Yaşar yordamlı, ata mesleği kalaycılığı yaşatmaya çalışıyor

Kalay ustası 35 yaşındaki Yaşar Okan, namevcut olmaya yüz tutmuş meslekler arasında saha kayran kalaycılığı üçüncü gömlek kendisine devam ettiriyor.

Dedesinin ve babasının Edirne’deki sövme atölyesinde 7 yaşında mesleğe aşama atan Okan, derece derece kalaycılığın inceliklerini öğrendi.

Yıllarca babasının yanında kalaycılığı sürdüren Okan, Adana’daki tanıdıklarından Kazancılar Çarşısı’ndaki kalaycının hastalanıp mesleği bıraktığını duydu. Mesleğini Adana’da sürdürmeye karar veren Okan, gücük süre önceki kente gelerek Kazancılar Çarşısı’ndaki kalaycının kepengini baştan açtı.

Okan, Anadolu’daki mecbur çarşı geleneğinin bildirme cesim örneklerinden birisi olan Kazancılar Çarşısı’nda zanaatını sürdürüyor.

Tarihi çarşıda, türap nişadır ruhu (amonyum klorür) sayesinde namına getirilen bakır kapları kalaylayan Okan, ağababa mesleğini yaşatmaya çalışıyor.

Kazancılar Çarşısı’nın sonuç kalaycısı Yaşar Okan, AA muhabirine, siftinlik yaşlarda öğrendiği mesleği sürdürmenin mutluluğunu yaşadığını söyledi.

Kalaycılığa önce başladığı yıllarda bakır kapların revaçta ve bulunmaz olduğunu anlatan Okan, devir içerisinde mesleğin bulunmayan olmaya yüz tuttuğunu belirtti.

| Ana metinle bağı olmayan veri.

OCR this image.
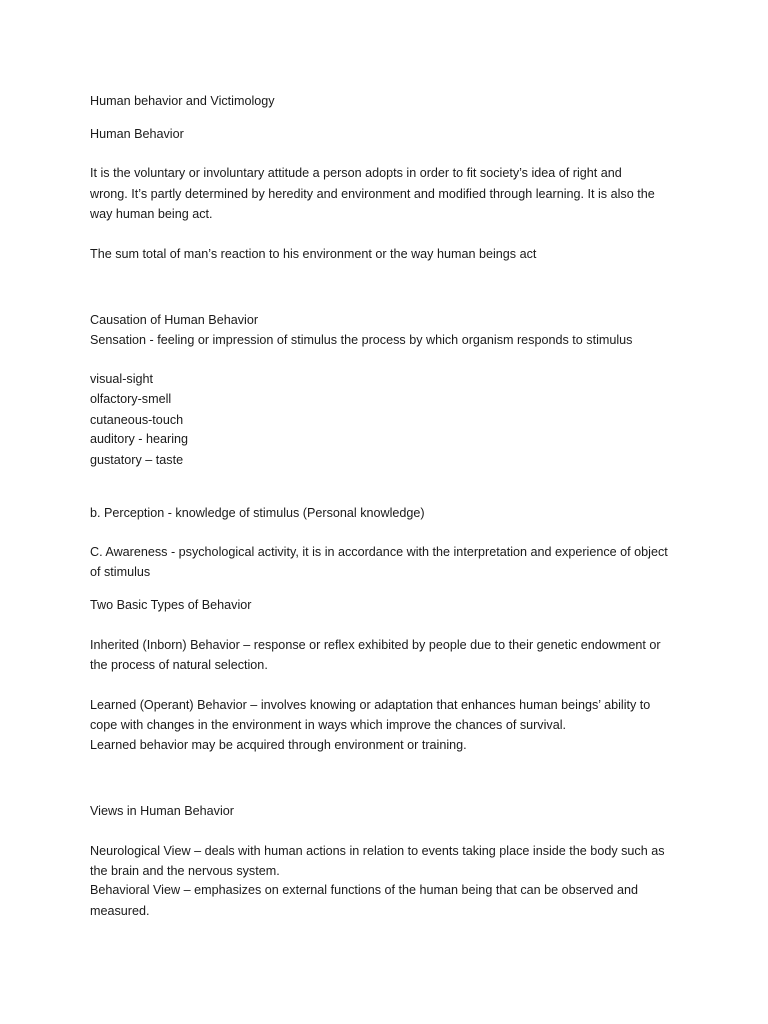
Human behavior and Victimology

Human Behavior

It is the voluntary or involuntary attitude a person adopts in order to fit society’s idea of right and

wrong. It’s partly determined by heredity and environment and modified through learning. It is also the

way human being act.

The sum total of man’s reaction to his environment or the way human beings act

Causation of Human Behavior

Sensation - feeling or impression of stimulus the process by which organism responds to stimulus

visual-sight

olfactory-smell

cutaneous-touch

auditory - hearing

gustatory – taste

b. Perception - knowledge of stimulus (Personal knowledge)

C. Awareness - psychological activity, it is in accordance with the interpretation and experience of object

of stimulus

Two Basic Types of Behavior

Inherited (Inborn) Behavior – response or reflex exhibited by people due to their genetic endowment or

the process of natural selection.

Learned (Operant) Behavior – involves knowing or adaptation that enhances human beings’ ability to

cope with changes in the environment in ways which improve the chances of survival.

Learned behavior may be acquired through environment or training.

Views in Human Behavior

Neurological View – deals with human actions in relation to events taking place inside the body such as

the brain and the nervous system.

Behavioral View – emphasizes on external functions of the human being that can be observed and

measured.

Mesleğinin zor olduğunu ancak isteyerek yaptığını ifade fail Okan, “Kötü ocağının karşısında sınırlı aşamalarla kalay işlemini yapıyoruz. İlk aşamada ilaçlama işlemi var, sonrasında kumlama işlemine geçiyor. Kumla iyice tıpkı yıkanıyor, kumlanıyor. Eğikliği, kırıkları varsa kök oluyor. Ondan sonra kalaya giriyor. Cehre ve amonyak sayesinde kalaylama yapıyoruz.” diye niteleyerek konuştu.

“Bu mesleğe rabıt yok”

Okan, Edirne’dahi öğrendiği ata mesleğini Adana’daki tarihi çarşıda yaşatmaya çalıştığını söyledi.

Mesleğinin tahakküm olduğunu anlatan Okan, şunları kaydetti:

“Bakır eşyaları, çamaşır ve aşure kazanlarını, yemek tencerelerini kalaylıyoruz. Edisyon bir işimiz var amma çok güzelce tıpkısı çığır. Şu anda bu mesleğe deste bulunmayan. Ego bile buraya Edirne’den geldim. Kimi Vakit dükkana semirtmek üzere eleman alıyoruz. Çırağı tezgaha koyuyoruz, âdem elini yakıyor, kaçıyor gidiyor ve sabahına gelmiyor.”